Calling pthread_barrier_destroy() seems like what I'd want to do, but it's undefined behavior to do that while any threads might be waiting on the barrier.
Is there a good known solution to this problem?
Having two flags and using something like the following should work:
for (;;)
{
pthread_barrier_wait(&g_stage_one_barrier); +
|
UpdateThisThreadsStateVariables(); |
|
pthread_mutex_lock(&shutdownMtx); | Zone 1
pendingShutdown = !keepRunning; |
pthread_mutex_unlock(&shutdownMtx); |
|
pthread_barrier_wait(&g_stage_two_barrier); +
|
if (pendingShutdown) |
break; | Zone 2
|
DoComputationsThatReadFromAllThreadsStateVariables(); |
}
shutdownMtx should protect the setting of keepRunning too, though it's not shown.
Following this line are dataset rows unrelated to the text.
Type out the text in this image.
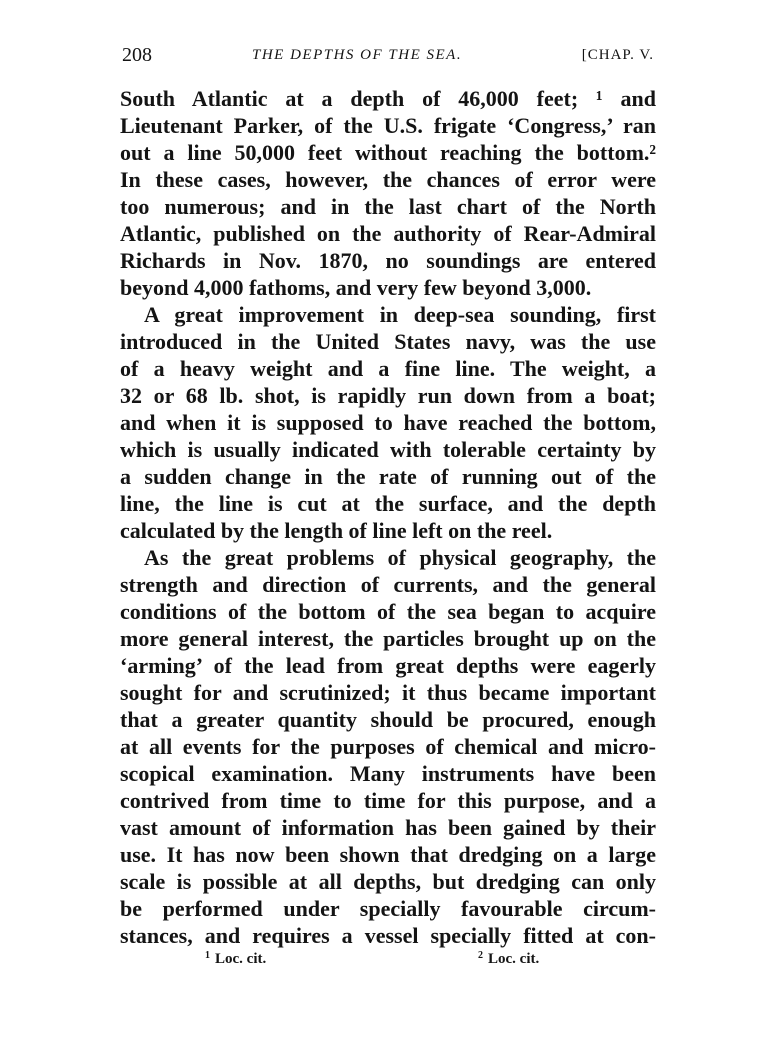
208	THE DEPTHS OF THE SEA.	[CHAP. V.
South Atlantic at a depth of 46,000 feet; ¹ and
Lieutenant Parker, of the U.S. frigate ‘Congress,’ ran
out a line 50,000 feet without reaching the bottom.²
In these cases, however, the chances of error were
too numerous; and in the last chart of the North
Atlantic, published on the authority of Rear-Admiral
Richards in Nov. 1870, no soundings are entered
beyond 4,000 fathoms, and very few beyond 3,000.
A great improvement in deep-sea sounding, first
introduced in the United States navy, was the use
of a heavy weight and a fine line. The weight, a
32 or 68 lb. shot, is rapidly run down from a boat;
and when it is supposed to have reached the bottom,
which is usually indicated with tolerable certainty by
a sudden change in the rate of running out of the
line, the line is cut at the surface, and the depth
calculated by the length of line left on the reel.
As the great problems of physical geography, the
strength and direction of currents, and the general
conditions of the bottom of the sea began to acquire
more general interest, the particles brought up on the
‘arming’ of the lead from great depths were eagerly
sought for and scrutinized; it thus became important
that a greater quantity should be procured, enough
at all events for the purposes of chemical and micro-
scopical examination. Many instruments have been
contrived from time to time for this purpose, and a
vast amount of information has been gained by their
use. It has now been shown that dredging on a large
scale is possible at all depths, but dredging can only
be performed under specially favourable circum-
stances, and requires a vessel specially fitted at con-
$^1$ Loc. cit.	$^2$ Loc. cit.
The logic is that by the time pendingShutdown gets set to true, all the threads must be within Zone 1. (This is true even if only some of the threads saw keepRunning being false, so races on keepRunning should be okay.) It follows that they will all reach pthread_barrier_wait(&g_stage_two_barrier), and then all break out when they enter Zone 2.
It would also be possible to check for PTHREAD_BARRIER_SERIAL_THREAD -- which is returned by pthread_barrier_wait() for exactly one of the threads -- and only do the locking and updating of pendingShutdown in that thread, which could improve performance.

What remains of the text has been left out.